Reut Paz (Humboldt University Berlin): ‘The Legal Transcendentalism of Hans Kelsen as a Hole in Time’
The political crises of the 20th century influenced Hans Kelsen (1881-1973) both on an individual and a professional level.1 Kelsen, one of the preeminent jurists of his time, constructed the Pure Theory of Law (1934), before securing his escape from the burning ambers of Europe’s violence. Through this theory, Kelsen attempted to discover the nature of law itself, to determine its structure and its typical forms, independent of the changing content which it exhibits at different times and among different people. Kelsen wanted to obliterate the profession of its limiting duality between the concrete ‘is’ and the normative ‘ought’. This way, his pure theory creates a new path where the fundamental antinomy between realism and idealism is dissolved.
The beauty (and vulnerability) of Kelsen’s theory is that it does not depend on the subordination of men to men, but to legal rules that have been created accurately and in accordance to “higher” valid norms.
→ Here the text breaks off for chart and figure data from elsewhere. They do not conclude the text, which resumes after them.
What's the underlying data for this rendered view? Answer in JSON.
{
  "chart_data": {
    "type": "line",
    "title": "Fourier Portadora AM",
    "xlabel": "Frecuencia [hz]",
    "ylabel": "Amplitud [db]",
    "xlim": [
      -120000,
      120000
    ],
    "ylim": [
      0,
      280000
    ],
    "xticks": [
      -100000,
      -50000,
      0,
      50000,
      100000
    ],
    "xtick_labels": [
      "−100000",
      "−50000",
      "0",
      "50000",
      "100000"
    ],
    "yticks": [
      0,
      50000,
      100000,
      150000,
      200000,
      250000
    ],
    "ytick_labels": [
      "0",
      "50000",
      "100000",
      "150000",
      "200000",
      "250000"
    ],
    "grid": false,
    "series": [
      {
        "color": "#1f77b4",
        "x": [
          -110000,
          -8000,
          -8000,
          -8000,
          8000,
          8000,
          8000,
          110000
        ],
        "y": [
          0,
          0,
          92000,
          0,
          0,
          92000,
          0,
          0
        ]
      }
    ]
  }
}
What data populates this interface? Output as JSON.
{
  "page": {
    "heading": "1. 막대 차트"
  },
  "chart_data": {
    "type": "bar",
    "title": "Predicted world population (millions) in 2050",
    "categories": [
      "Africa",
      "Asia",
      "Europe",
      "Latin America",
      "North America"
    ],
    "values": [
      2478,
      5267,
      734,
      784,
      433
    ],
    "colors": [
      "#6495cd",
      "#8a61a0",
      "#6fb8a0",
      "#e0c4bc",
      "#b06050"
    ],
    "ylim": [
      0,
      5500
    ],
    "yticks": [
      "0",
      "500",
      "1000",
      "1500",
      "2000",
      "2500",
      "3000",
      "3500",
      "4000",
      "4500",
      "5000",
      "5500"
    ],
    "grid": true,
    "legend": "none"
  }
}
It is through this “chain of valid norms” that culminates within the Grundnorm, an a priori presupposition, that he erected his eternal and transcendental scientific law as the embodiment of an ethical goal. Turning into scientific and logical investigations as a reaction to the growing social irrationality and anarchy was a common denominator to many Jewish intellectuals of the Habsburg Empire. Earlier religious desires that during the age of Enlightenment, the Aufklärung and Jewish Haskalah, were directed towards to making Judaism a rational and modern religious practice, were now transformed into new secular scientific tools in the hands of Sigmund Freud, Karl Popper, Arthur Schnitzler, Erwin Schrödinger, Stefan Zweig, Gustav Mahler, etc. It was in the world of “rational illusions” that they sought to find the reality of life.
Despite Kelsen’s insistence on the purity of the law, it was not, as Martti Koskenniemi articulates, ‘a politically innocent jurisprudence. At the stroke of a pen it redefined as ideology all the nineteenth-century historical and sociological theories that had sought to answer the question of the real nature of (Austrian/German) statehood as well as the attempt to derive international law from humanitarian morality or the sociology of interdependence’.
I would like to explicate Kelsen’s transcendental aspirations for the Pure Theory of Law. I wish to present how his theory corresponded the political instabilities of the Austro-Hungarian monarchy, the insecurities of the German Weimar Republic as well as those of its Jewish author. Additionally, I would like to emphasize the importance of Pure Theory of Law as a “hole in time”: a path away from needing a historical point of reference, let alone the archive.